London Tube gets covered-up versions of Schiele nudes after it deems the originals too racy

As the art world plans to celebrate the centenary of Austrian expressionist painter Egon Schiele's death, some of his nudes have been dubbed too racy to show in their full glory, not least in the London underground.

London Tube gets covered-up versions of Schiele nudes after it deems the originals too racy
Photo: Christian Lendl/Vienna Tourist Board/AFP
Austrian museums will next year host a series of exhibitions and events to mark the centenary of his passing but time has apparently not dimmed some of the prudish attitudes prevalent in his lifetime regarding his rawest works, Vienna Tourist Board director Norbert Kettner told AFP.
   
Two of his works — “Seated Male Nude (Self-Portrait),” from 1910, and his 1914 work “Girl With Orange Stockings,” appear with their genitals covered over after Transport for London found the uncensored originals beyond the pale.
 
Advertising hoardings in Germany have similarly covered the offending parts, even though the works were deliberately selected as “we wanted to raise a discussion and the theme of nudity seemed pertinent,” Kettner told AFP.
 
“The campaign was ready but when we came up with the first visuals we had several reactions of 'that won't do; regulations won't allow us to show genitalia,'” he explained after the London Tube and a German airport both complained.
 
“We had the green light for a very large format and, the day before they went up, agreement was withdrawn as an ethics committee felt (full nude versions) wouldn't be acceptable for an airport public” or patrons of London's underground trains.
 
The Viennese tourist office quickly revamped the pictures, covering up the offending organs and adding on the blotted out section the slogan, “SORRY, 100 years old but still too daring today.”
 
They have also added the hashtag #ToArtItsFreedom in London – a play on the “To every age its art.

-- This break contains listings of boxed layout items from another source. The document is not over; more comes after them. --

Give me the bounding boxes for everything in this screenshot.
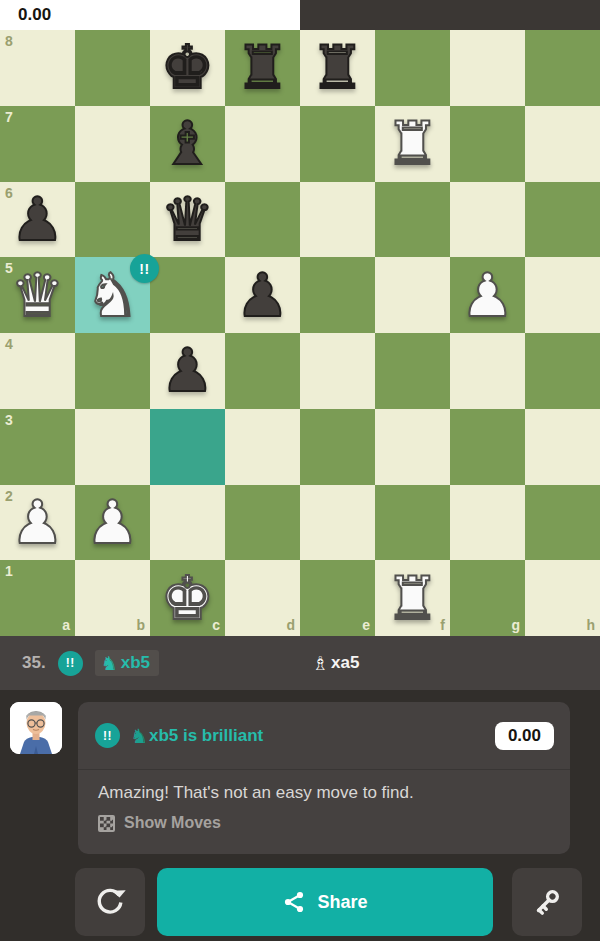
square-d3[interactable] xyxy=(225,409,300,485)
retry-button[interactable] xyxy=(75,868,145,936)
rank-label-3: 3 xyxy=(5,413,13,427)
square-h7[interactable] xyxy=(525,106,600,182)
square-e3[interactable] xyxy=(300,409,375,485)
square-h3[interactable] xyxy=(525,409,600,485)
comment-card: !! ♞ xb5 is brilliant 0.00 Amazing! That… xyxy=(78,702,570,854)
file-label-e: e xyxy=(362,618,370,632)
eval-pill: 0.00 xyxy=(495,722,554,750)
knight-icon: ♞ xyxy=(101,654,118,673)
square-f7[interactable]: ♜ xyxy=(375,106,450,182)
comment-title-text: xb5 is brilliant xyxy=(149,726,263,746)
black-pawn-on-c4: ♟ xyxy=(161,333,215,408)
square-g6[interactable] xyxy=(450,182,525,258)
square-b4[interactable] xyxy=(75,333,150,409)
square-g8[interactable] xyxy=(450,30,525,106)
black-pawn-on-d5: ♟ xyxy=(236,258,290,333)
file-label-a: a xyxy=(62,618,70,632)
key-button[interactable] xyxy=(512,868,582,936)
square-g2[interactable] xyxy=(450,485,525,561)
square-d5[interactable]: ♟ xyxy=(225,257,300,333)
square-f5[interactable] xyxy=(375,257,450,333)
rank-label-1: 1 xyxy=(5,564,13,578)
square-e1[interactable]: e xyxy=(300,560,375,636)
square-b3[interactable] xyxy=(75,409,150,485)
eval-bar: 0.00 xyxy=(0,0,600,30)
eval-bar-white-side: 0.00 xyxy=(0,0,300,30)
square-g7[interactable] xyxy=(450,106,525,182)
square-a7[interactable]: 7 xyxy=(0,106,75,182)
square-f1[interactable]: f♜ xyxy=(375,560,450,636)
square-e2[interactable] xyxy=(300,485,375,561)
show-moves-button[interactable]: Show Moves xyxy=(98,814,550,832)
coach-avatar xyxy=(10,702,62,754)
board-icon xyxy=(98,815,115,832)
chess-board[interactable]: !! 8♚♜♜7♝♜6♟♛5♛♞♟♟4♟32♟♟1abc♚def♜gh xyxy=(0,30,600,636)
white-rook-on-f1: ♜ xyxy=(386,561,440,636)
black-move[interactable]: ♗ xa5 xyxy=(312,653,359,673)
square-a2[interactable]: 2♟ xyxy=(0,485,75,561)
black-move-text: xa5 xyxy=(331,653,359,673)
move-number: 35. xyxy=(22,653,46,673)
eval-score: 0.00 xyxy=(18,5,51,25)
square-f8[interactable] xyxy=(375,30,450,106)
square-b6[interactable] xyxy=(75,182,150,258)
square-a6[interactable]: 6♟ xyxy=(0,182,75,258)
square-c8[interactable]: ♚ xyxy=(150,30,225,106)
square-d2[interactable] xyxy=(225,485,300,561)
square-b7[interactable] xyxy=(75,106,150,182)
brilliant-move-icon: !! xyxy=(130,254,159,283)
square-b8[interactable] xyxy=(75,30,150,106)
rank-label-4: 4 xyxy=(5,337,13,351)
square-c1[interactable]: c♚ xyxy=(150,560,225,636)
key-icon xyxy=(531,886,563,918)
square-a4[interactable]: 4 xyxy=(0,333,75,409)
coach-avatar-image xyxy=(10,702,62,754)
square-a1[interactable]: 1a xyxy=(0,560,75,636)
square-e8[interactable]: ♜ xyxy=(300,30,375,106)
square-h2[interactable] xyxy=(525,485,600,561)
square-e6[interactable] xyxy=(300,182,375,258)
square-c4[interactable]: ♟ xyxy=(150,333,225,409)
square-b2[interactable]: ♟ xyxy=(75,485,150,561)
file-label-d: d xyxy=(286,618,295,632)
move-list-bar: 35. !! ♞ xb5 ♗ xa5 xyxy=(0,636,600,690)
square-h4[interactable] xyxy=(525,333,600,409)
square-c3[interactable] xyxy=(150,409,225,485)
white-pawn-on-a2: ♟ xyxy=(11,485,65,560)
file-label-f: f xyxy=(440,618,445,632)
black-bishop-on-c7: ♝ xyxy=(161,106,215,181)
retry-icon xyxy=(93,885,127,919)
eval-bar-black-side xyxy=(300,0,600,30)
square-d1[interactable]: d xyxy=(225,560,300,636)
square-g5[interactable]: ♟ xyxy=(450,257,525,333)
square-f2[interactable] xyxy=(375,485,450,561)
black-rook-on-d8: ♜ xyxy=(236,30,290,105)
square-d8[interactable]: ♜ xyxy=(225,30,300,106)
square-f4[interactable] xyxy=(375,333,450,409)
square-h6[interactable] xyxy=(525,182,600,258)
square-a8[interactable]: 8 xyxy=(0,30,75,106)
file-label-g: g xyxy=(511,618,520,632)
square-g4[interactable] xyxy=(450,333,525,409)
white-move-text: xb5 xyxy=(121,653,150,673)
brilliant-badge-icon: !! xyxy=(58,651,83,676)
square-d7[interactable] xyxy=(225,106,300,182)
white-move-badge[interactable]: ♞ xb5 xyxy=(95,650,159,676)
file-label-b: b xyxy=(136,618,145,632)
white-rook-on-f7: ♜ xyxy=(386,106,440,181)
square-g3[interactable] xyxy=(450,409,525,485)
square-e7[interactable] xyxy=(300,106,375,182)
square-h5[interactable] xyxy=(525,257,600,333)
brilliant-badge-icon: !! xyxy=(95,723,120,748)
square-c5[interactable] xyxy=(150,257,225,333)
black-rook-on-e8: ♜ xyxy=(311,30,365,105)
coach-panel: !! ♞ xb5 is brilliant 0.00 Amazing! That… xyxy=(0,690,600,941)
comment-card-body: Amazing! That's not an easy move to find… xyxy=(78,770,570,832)
square-e4[interactable] xyxy=(300,333,375,409)
square-g1[interactable]: g xyxy=(450,560,525,636)
square-a3[interactable]: 3 xyxy=(0,409,75,485)
black-queen-on-c6: ♛ xyxy=(161,182,215,257)
square-h8[interactable] xyxy=(525,30,600,106)
square-f6[interactable] xyxy=(375,182,450,258)
analysis-screen: 0.00 !! 8♚♜♜7♝♜6♟♛5♛♞♟♟4♟32♟♟1abc♚def♜gh… xyxy=(0,0,600,941)
square-c2[interactable] xyxy=(150,485,225,561)
rank-label-7: 7 xyxy=(5,110,13,124)
square-a5[interactable]: 5♛ xyxy=(0,257,75,333)
bishop-icon: ♗ xyxy=(312,654,329,673)
comment-card-header: !! ♞ xb5 is brilliant 0.00 xyxy=(78,702,570,770)
square-d4[interactable] xyxy=(225,333,300,409)
comment-text: Amazing! That's not an easy move to find… xyxy=(98,783,550,803)
square-c6[interactable]: ♛ xyxy=(150,182,225,258)
square-c7[interactable]: ♝ xyxy=(150,106,225,182)
black-king-on-c8: ♚ xyxy=(161,30,215,105)
rank-label-8: 8 xyxy=(5,34,13,48)
share-button[interactable]: Share xyxy=(157,868,493,936)
square-f3[interactable] xyxy=(375,409,450,485)
share-label: Share xyxy=(317,892,367,913)
square-b1[interactable]: b xyxy=(75,560,150,636)
white-pawn-on-b2: ♟ xyxy=(86,485,140,560)
square-e5[interactable] xyxy=(300,257,375,333)
white-king-on-c1: ♚ xyxy=(161,561,215,636)
white-pawn-on-g5: ♟ xyxy=(461,258,515,333)
share-icon xyxy=(282,890,306,914)
black-pawn-on-a6: ♟ xyxy=(11,182,65,257)
square-d6[interactable] xyxy=(225,182,300,258)
file-label-h: h xyxy=(586,618,595,632)
square-h1[interactable]: h xyxy=(525,560,600,636)
knight-icon: ♞ xyxy=(130,726,148,746)
comment-title: ♞ xb5 is brilliant xyxy=(130,726,485,746)
white-queen-on-a5: ♛ xyxy=(11,258,65,333)
show-moves-label: Show Moves xyxy=(124,814,221,832)
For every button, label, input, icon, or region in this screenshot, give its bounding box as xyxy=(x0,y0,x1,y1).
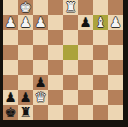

To every art its freedom” inscribed on the entrance of the Vienna Secession building housing the union of Austrian artists movement.
 
Kettner revealed that a Viennese display did not share the artistic-sexual qualms of the British or the Germans and had approved a “non-censored” version.
 
The prolific Schiele, born in 1890 and who died of Spanish flu aged 28, was not always popular in his homeland where some, notably in conservative circles, took a dim view of his vision of tortured eroticism.
 
Nonetheless, a retrospective of his work will see a number of exhibitions highlight his talents as well as those of his first mentor and Secession co-founder Gustav Klimt.